The Anti-Gospel According to Orlando Luis Pardo Lazo

25 09 2013

1 I, that had no motherland, have lost my motherland.

2 The motherland is, of course, the place where your neighbor will mourn over your dead body.  3 And, I never wanted this. 4 I resisted from the time I opened my eyes and saw.  5 Everything was so ugly, so false, so Cuban around me. 6 That I never wanted to give them the only thing that made me good and real. 7 My body.

8In the silent night of childhood. 9 In the fading light of adolescence.  10 In the early mornings being nude on stairwells and neighborhood alleys. 11 In the youth devastated by the nightmare of the 1990s. 12 In the two thousand-nothings when all who were to die had died and love still had not shown up. 13 Now. 14 When I want the least to be mourned in my country or to have a street named after me in democracy.

15 I do not want to be mourned. 16 Seriously. 17 But I want a country. 18 Please.

19 Life is too much of life for it to be humiliated by death. 20 If life ends in a wake, then it was not worth living it. 21 Life opens to life or it will never be life at all. 22 I wish to live.

23 I am going to repeat it slowly because these are two verbs that we Cubans did not know how to execute from that arrogance of beings living in freedom: to wish, to live. 24 We Cubans, who massacre each other in that mystic rapture called Motherland to achieve our most heroic state of slavery.

25 Neither wish. 26 Nor live.

27 Cuban politics is the organ (what a creepy word: organ) in charge of diplomatically avoiding these two vital verbs, to have them forgotten through pure patriotism and terror, to manipulate them in its image and convenience to cheat us out of our time and humanity. 28 That is why the people does not exist. 29 Because it has no body, just mass.  30 Because we fuse as a whole, as a something, as a living organism. 31 Because we are that: scattered organs. 32 Decrepit 33 Lifeless viscera.

34 That is why the Revolution and Castroism will have no day after. 35 It is impossible to resuscitate what has not even died, but continues to live in perpetuity.  36 An unlivable life.

37 The lyrics of the National Anthem are foreboding in that sense. 38 A macabre song, of incarnation of Evil in men and women who were already departing and in those who were yet to come. 39 Demoniacal march, just like the sight of its author on a horse in the outskirts of a city that should have been capital and ended up being holocaust. 40 Mortuary music composed precisely on a Horse*, apocalyptic beast that in less than a century will implement that same anthem to its last poetic consequences.

41 Poetry, and not Cuban politics, has been the main genocidal compulsion in what was on the verge of being my country. 42 Cuba, scaffold.
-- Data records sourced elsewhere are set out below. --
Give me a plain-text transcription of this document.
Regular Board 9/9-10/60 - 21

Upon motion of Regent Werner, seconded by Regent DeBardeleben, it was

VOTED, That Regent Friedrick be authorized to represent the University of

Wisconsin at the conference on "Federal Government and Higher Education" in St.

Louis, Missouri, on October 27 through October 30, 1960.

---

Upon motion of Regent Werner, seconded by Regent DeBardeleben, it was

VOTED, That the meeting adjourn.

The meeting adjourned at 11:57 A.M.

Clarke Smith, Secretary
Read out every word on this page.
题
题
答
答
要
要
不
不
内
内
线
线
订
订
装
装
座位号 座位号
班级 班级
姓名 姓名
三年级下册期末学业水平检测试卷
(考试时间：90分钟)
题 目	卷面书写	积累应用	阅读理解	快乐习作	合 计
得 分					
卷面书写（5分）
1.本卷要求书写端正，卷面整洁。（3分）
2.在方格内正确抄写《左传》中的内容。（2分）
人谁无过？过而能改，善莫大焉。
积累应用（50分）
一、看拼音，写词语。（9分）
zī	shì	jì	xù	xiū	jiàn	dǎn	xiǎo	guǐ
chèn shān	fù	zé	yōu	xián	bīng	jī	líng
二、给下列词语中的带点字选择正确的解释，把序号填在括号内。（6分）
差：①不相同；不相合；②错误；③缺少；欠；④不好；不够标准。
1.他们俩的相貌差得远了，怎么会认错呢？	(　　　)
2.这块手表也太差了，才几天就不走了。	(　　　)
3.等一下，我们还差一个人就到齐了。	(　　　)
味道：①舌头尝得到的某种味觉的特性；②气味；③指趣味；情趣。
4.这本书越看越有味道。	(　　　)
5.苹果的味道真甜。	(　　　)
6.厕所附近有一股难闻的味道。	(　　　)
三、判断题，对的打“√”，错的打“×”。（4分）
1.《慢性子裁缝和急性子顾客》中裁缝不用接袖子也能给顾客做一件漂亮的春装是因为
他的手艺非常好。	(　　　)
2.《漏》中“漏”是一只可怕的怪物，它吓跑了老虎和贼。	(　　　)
43 The word “motherland” is not better than the word “impiety.” 44 Someone had to state it for you, Cubans. 45 The word “hope” is not sterile, but breeds sterility exclusively.

46 On the claustrophobic line of the horizon 47 In the planetary twilight of the one thousand nine hundred and fifty-nine exiles. 48 In the bodies abandoned in the stampede. 49 In the love promptly betrayed.  50 In the invisible beauty. 51 In the family that vanished.  52 In the weightless home. 53 In the Cuban body constantly constrained to the cadaver that is going to inhabit it.

54 Men and women of my country, I have loved you from the distance of the most intimidating inner space. 55 From these trachea and intestines I have seen things that you, Cubans, would never believe.

56 Mercy is not enough. 57 You, that never had a motherland, will never lose the motherland. 58 And that pain is unspeakable.

59 May you remain, then, in the posthumous peace of my words.

*Translator’s note: From Spanish “El Caballo,” “the Horse,” one of Fidel Castro’s many nicknames among Cubans.  It denotes masculinity and vigor, and it is deeply rooted in that Cuban tragicomic “machismo.”